Abstract:
The concept of ‘average reciprocity of advantage’, or ‘in-kind compensation’, is often invoked in property theory but rarely analyzed. The concept’s most familiar application is in defenses of the government’s imposing certain burdens on property owners without paying monetary compensation for the owners’ resulting loss. The government’s action is said to be justified on the grounds that each burdened owner simultaneously benefits from other owners’ bearing the same burden, and this reciprocity makes the burdened owners whole. This paper argues that the classic paradigm of average reciprocity of advantage is best understood as arising from a regulation’s having solved a coordination problem — reaching a result that all parties objectively should have favored but was unattainable through private ordering because of impediments to bargaining — thereby leaving all affected parties better off by their own lights. However, the conditions necessary for such a situation to arise are quite stringent, and when they not satisfied, as is likely often to be the case, the diversity of property owners’ interests and risk tolerances makes it unlikely that the restriction’s reciprocal benefits will dependably make burdened owners whole. Thus, appeals to reciprocal advantage or in-kind compensation will not reliably be able to do the justificatory work asked of them. Nevertheless, this paper argues, it does not follow that in-kind compensation is irrelevant to justifying property regulations.
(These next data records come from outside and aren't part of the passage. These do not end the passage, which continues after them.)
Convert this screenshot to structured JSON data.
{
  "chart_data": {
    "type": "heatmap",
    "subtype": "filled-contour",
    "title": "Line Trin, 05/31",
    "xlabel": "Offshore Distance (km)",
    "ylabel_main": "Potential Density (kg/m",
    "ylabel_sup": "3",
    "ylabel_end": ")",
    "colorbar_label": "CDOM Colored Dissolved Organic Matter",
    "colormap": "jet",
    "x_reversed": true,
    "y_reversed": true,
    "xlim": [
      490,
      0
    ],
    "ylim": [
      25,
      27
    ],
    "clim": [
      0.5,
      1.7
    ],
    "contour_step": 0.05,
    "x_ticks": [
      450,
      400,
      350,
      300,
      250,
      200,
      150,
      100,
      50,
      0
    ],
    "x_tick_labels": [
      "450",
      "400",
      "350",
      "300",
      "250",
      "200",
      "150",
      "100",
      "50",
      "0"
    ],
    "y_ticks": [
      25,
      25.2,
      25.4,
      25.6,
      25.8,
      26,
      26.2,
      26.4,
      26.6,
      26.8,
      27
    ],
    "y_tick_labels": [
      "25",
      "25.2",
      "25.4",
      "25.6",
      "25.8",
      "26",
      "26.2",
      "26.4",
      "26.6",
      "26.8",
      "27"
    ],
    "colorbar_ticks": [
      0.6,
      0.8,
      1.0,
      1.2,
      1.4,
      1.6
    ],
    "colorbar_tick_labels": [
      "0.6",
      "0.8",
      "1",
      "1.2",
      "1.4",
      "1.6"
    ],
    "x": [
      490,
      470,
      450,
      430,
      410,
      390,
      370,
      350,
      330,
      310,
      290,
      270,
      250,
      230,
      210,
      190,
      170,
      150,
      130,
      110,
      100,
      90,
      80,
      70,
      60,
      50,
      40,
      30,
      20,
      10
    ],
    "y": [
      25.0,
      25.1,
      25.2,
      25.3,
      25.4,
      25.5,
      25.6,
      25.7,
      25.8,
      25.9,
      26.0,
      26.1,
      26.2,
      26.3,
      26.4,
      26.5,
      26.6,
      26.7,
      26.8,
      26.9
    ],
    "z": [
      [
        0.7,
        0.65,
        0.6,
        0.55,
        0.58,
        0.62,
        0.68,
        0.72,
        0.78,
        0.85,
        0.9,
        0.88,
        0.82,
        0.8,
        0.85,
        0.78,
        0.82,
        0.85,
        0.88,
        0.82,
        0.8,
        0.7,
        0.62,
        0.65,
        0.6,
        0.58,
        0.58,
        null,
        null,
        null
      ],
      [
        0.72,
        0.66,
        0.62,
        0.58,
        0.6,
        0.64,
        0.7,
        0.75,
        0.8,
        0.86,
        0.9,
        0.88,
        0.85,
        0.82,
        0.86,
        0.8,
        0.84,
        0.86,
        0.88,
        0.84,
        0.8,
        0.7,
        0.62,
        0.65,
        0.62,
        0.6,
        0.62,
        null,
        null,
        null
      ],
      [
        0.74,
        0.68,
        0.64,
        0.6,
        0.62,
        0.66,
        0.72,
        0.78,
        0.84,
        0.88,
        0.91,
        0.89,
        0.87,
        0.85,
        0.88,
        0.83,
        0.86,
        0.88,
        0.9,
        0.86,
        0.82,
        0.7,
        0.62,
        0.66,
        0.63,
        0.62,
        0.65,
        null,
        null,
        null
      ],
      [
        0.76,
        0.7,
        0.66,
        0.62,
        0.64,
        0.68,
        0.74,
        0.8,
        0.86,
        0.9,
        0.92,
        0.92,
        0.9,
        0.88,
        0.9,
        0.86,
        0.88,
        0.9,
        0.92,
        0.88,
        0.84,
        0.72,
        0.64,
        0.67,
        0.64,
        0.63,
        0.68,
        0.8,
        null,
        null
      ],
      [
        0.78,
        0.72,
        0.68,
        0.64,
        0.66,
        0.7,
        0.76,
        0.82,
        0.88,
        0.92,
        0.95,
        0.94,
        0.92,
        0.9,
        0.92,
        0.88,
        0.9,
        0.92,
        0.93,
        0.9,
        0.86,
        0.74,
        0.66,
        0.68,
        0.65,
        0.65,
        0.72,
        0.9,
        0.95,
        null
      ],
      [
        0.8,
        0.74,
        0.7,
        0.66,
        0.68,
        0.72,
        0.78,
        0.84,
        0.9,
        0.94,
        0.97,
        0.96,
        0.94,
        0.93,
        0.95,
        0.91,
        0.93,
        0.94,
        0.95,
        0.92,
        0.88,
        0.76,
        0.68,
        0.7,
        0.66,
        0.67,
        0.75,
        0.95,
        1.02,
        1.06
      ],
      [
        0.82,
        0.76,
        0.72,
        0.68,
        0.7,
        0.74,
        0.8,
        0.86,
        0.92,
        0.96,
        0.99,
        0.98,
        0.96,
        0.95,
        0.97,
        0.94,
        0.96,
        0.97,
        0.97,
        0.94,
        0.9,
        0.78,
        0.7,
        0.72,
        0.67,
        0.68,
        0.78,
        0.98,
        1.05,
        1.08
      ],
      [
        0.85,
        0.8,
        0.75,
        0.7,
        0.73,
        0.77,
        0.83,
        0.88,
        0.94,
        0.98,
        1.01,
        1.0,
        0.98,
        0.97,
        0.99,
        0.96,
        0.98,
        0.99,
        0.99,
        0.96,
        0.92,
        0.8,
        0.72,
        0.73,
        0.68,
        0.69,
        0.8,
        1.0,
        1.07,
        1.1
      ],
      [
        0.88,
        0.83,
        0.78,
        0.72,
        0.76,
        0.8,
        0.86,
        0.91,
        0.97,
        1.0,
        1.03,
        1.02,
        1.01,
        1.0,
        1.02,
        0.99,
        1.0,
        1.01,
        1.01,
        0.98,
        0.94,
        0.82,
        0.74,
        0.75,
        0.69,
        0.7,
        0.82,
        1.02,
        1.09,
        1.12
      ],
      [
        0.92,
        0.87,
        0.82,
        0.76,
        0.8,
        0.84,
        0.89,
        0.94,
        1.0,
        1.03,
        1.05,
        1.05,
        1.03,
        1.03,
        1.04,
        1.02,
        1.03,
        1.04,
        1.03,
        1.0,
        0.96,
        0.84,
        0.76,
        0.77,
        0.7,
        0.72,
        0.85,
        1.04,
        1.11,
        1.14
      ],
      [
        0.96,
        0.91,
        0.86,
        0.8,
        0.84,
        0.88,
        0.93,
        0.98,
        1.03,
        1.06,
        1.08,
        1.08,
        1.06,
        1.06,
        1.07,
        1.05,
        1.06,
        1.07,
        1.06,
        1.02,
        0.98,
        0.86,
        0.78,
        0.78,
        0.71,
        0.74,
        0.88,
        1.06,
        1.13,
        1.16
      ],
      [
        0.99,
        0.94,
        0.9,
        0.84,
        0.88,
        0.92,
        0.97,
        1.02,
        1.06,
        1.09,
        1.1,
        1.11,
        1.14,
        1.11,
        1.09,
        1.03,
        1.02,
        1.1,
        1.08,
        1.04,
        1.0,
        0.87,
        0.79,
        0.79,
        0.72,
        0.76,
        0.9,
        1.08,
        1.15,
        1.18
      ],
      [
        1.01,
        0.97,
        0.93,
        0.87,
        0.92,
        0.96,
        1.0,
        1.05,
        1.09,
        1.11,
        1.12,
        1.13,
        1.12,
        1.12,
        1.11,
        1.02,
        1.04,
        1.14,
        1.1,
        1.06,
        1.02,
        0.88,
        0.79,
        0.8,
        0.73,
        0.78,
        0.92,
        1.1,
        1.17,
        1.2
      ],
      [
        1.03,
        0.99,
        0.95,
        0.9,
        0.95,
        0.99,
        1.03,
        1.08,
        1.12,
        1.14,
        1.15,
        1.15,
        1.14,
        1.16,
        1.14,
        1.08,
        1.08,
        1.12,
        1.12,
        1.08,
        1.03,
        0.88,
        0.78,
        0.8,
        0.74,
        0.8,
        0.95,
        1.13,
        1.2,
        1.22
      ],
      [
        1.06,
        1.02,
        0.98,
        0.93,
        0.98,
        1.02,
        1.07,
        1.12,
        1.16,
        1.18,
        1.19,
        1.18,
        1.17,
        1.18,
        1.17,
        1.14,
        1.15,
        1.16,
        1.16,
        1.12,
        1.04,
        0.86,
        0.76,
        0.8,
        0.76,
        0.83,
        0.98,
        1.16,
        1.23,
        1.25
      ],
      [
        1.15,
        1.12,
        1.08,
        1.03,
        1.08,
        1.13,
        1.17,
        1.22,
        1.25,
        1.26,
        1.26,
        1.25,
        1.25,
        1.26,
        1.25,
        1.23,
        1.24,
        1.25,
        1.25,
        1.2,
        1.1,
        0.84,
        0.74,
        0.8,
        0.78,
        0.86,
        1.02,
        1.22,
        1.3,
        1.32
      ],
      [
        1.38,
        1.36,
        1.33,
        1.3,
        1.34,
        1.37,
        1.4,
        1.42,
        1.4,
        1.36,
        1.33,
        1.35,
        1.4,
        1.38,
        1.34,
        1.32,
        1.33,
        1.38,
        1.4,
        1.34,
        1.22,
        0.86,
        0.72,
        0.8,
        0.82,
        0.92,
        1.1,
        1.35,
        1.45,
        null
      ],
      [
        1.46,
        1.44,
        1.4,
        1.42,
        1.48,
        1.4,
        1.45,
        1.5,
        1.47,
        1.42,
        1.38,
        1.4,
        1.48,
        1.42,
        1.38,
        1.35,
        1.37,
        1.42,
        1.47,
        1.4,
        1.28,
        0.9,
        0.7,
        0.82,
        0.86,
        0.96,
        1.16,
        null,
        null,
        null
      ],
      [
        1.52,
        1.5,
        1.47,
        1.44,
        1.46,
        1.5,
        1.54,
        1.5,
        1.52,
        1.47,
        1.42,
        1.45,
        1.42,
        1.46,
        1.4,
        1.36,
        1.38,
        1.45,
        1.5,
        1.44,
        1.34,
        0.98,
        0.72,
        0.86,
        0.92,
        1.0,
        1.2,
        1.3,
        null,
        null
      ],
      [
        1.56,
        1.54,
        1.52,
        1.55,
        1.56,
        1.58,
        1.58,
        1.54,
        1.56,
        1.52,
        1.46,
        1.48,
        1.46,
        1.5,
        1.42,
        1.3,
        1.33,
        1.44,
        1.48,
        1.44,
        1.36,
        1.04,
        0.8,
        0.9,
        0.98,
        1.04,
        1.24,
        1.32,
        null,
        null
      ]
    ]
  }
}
Such a conclusion would itself be inconsistent with broadly and deeply held convictions about regulations’ legitimate scope. Instead, the presence of reciprocal advantages derives its importance not from an illusory potential to make burdened property owners whole, but rather from reciprocity’s role in preserving the respect due to civic equals. The extent to which reciprocal advantages are conferred upon the burdened party can serve as a proxy for the risk of exploitation in the imposition of that burden, and thus can help determine whether those burdens are properly understood as participation in a shared project of civic governance or merely as a naked imposition of power for the benefit of others.
Lee, Brian A, Average Reciprocity of Advantage (May 4, 2015). The Philosophical Foundations of Property Law, 2013; Brooklyn Law School, Legal Studies Paper No 410.